A long walk through fields in which daisies cannot find themselves. Salvation passes, eighteen wheelers humming in the distance, clouds falling like half-drunk grandfathers. There are chord changes that only make sense several bars later. There are funerals, stolen bouquets, and Christs who hang twenty years on their crosses. Oh lift me won't you on your strong and holy shoulders skyward?
Rain again. "Send me dead flowers to my wedding/and I won't forget to put roses on your grave." Oh how happy back roads make me, unfolding to as far away as Kentucky. Is it possible some pain you never surrender? Because of you my soul sleeps quietly in a mailbox waiting for a letter it can't itself compose.
There were days that began with whiskey, nights that ended in a veil of fusty promises. Poor lonesome stranger indeed. Upholstered chairs that have seen more miles than me encourage a religious disposition that - as yet - I have refused. What do roses know about limitations that you don't? Mama I got those infidelity blues again.

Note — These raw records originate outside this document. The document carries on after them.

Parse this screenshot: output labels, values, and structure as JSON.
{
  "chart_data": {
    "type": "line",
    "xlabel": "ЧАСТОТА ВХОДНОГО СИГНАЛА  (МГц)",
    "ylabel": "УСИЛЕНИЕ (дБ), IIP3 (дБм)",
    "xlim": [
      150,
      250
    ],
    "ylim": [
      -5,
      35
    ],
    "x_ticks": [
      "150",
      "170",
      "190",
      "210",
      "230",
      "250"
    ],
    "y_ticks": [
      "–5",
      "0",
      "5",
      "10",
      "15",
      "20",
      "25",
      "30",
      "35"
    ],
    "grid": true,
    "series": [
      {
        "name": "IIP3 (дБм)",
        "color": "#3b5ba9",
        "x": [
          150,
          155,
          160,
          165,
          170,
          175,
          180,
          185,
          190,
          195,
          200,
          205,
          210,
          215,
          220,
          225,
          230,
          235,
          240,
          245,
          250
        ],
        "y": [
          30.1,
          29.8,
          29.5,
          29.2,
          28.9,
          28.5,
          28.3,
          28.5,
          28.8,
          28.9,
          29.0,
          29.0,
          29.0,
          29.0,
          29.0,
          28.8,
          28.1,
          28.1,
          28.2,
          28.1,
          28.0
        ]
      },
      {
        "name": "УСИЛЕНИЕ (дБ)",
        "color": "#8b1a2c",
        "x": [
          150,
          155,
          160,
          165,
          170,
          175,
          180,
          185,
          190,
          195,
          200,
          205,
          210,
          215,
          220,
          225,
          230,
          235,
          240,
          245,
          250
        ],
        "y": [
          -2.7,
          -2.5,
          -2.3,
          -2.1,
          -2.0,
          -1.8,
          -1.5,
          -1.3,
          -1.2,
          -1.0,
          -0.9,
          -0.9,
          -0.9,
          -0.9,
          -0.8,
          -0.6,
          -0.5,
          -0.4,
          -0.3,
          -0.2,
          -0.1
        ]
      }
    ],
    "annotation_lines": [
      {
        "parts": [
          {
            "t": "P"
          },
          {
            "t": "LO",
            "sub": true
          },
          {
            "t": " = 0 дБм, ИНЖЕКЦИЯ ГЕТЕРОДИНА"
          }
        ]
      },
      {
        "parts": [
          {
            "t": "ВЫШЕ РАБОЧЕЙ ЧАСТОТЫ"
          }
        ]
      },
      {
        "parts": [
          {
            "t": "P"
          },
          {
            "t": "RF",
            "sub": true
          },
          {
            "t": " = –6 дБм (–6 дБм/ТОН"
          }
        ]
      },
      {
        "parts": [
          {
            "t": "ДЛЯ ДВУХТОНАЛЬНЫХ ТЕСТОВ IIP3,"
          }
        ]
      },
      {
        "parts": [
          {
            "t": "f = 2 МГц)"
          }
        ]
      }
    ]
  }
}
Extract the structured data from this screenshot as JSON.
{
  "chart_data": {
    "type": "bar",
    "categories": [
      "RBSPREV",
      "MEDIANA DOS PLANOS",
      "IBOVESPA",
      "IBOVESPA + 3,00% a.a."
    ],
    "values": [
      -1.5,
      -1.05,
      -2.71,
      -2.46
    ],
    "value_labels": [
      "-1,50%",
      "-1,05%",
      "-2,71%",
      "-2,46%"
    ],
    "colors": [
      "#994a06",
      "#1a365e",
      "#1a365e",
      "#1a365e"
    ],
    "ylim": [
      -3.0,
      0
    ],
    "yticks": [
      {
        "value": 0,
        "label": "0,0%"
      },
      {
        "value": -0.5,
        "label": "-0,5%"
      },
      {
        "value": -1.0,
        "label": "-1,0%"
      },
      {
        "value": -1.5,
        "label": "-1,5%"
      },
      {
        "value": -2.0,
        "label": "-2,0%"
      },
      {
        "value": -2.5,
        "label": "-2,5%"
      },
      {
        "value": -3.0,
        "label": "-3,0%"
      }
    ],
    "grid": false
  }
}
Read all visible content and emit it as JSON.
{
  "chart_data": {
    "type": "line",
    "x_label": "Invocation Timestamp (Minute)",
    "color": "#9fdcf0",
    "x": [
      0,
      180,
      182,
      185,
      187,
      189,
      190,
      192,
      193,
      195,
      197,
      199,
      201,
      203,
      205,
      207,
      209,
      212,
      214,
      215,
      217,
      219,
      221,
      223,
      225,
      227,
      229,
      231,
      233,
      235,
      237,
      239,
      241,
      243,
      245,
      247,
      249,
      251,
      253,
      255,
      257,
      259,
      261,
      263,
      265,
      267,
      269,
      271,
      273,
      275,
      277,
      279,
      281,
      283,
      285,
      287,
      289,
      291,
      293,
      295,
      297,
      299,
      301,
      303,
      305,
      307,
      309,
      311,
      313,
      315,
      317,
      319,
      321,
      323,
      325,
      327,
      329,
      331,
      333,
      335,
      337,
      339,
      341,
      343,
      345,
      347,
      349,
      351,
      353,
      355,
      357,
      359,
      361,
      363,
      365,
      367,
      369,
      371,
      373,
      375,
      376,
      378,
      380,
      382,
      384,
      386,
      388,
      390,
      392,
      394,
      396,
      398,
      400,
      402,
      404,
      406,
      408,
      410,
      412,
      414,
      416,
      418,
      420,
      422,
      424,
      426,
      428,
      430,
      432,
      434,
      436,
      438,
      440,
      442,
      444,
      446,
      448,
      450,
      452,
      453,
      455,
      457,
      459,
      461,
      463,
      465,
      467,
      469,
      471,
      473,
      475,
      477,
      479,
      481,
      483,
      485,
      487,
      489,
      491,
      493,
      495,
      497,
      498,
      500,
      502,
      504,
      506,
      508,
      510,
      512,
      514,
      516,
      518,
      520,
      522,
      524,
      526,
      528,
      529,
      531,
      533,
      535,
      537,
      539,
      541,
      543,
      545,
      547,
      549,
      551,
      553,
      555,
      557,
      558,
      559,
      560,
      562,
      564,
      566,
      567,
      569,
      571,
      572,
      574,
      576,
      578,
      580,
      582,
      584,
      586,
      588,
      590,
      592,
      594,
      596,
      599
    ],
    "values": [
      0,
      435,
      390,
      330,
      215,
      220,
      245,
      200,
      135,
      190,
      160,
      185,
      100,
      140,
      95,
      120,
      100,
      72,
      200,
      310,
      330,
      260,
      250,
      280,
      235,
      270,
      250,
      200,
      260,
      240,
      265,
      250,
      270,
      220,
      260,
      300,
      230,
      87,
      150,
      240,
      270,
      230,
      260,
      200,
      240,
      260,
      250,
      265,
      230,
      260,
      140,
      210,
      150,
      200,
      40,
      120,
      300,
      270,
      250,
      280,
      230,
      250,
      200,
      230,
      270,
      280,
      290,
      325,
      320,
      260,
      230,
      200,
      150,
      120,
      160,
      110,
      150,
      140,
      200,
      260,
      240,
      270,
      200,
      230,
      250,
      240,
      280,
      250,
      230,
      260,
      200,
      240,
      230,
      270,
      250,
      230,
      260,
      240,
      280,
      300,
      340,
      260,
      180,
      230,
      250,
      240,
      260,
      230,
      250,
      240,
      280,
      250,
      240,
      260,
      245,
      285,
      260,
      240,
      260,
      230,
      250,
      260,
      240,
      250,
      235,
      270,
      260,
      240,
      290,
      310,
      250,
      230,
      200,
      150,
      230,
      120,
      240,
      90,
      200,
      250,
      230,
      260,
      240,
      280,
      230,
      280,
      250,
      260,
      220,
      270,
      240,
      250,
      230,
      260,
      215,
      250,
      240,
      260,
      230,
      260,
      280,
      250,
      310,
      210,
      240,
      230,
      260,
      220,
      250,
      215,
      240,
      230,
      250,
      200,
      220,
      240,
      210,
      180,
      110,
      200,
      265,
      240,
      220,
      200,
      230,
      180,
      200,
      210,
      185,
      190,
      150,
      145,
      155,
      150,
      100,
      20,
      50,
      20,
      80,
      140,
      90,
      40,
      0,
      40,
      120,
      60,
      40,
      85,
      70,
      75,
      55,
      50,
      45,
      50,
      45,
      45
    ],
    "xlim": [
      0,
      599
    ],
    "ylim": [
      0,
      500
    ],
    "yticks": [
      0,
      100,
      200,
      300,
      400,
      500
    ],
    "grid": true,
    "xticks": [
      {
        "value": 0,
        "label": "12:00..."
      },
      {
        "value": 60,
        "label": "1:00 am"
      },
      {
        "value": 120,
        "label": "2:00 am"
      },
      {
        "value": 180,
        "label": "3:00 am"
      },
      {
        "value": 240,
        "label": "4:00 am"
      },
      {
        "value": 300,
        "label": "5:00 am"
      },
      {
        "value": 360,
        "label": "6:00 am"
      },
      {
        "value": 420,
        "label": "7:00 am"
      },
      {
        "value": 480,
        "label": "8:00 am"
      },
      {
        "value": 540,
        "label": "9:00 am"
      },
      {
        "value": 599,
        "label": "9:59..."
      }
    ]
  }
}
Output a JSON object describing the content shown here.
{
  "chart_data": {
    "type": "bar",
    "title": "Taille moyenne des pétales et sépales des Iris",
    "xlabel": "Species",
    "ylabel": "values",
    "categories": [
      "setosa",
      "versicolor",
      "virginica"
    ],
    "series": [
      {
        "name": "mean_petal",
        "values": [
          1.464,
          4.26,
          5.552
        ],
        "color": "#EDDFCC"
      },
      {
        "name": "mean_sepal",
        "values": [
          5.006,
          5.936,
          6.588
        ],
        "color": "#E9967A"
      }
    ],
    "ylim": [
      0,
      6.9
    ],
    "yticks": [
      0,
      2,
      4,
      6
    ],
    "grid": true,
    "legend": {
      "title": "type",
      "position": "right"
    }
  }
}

How many dogs have to break my heart before I learn I have no heart? In my dream, libraries burn, and whole languages are forgotten, and still I can't find a real silence. Dan, if you are reading this, please write, I am so sad and lonely. You can't agree to death, you can only refuse life a little longer. A poetry of rest, cold water, kisses that bring you all the way to where longing ends.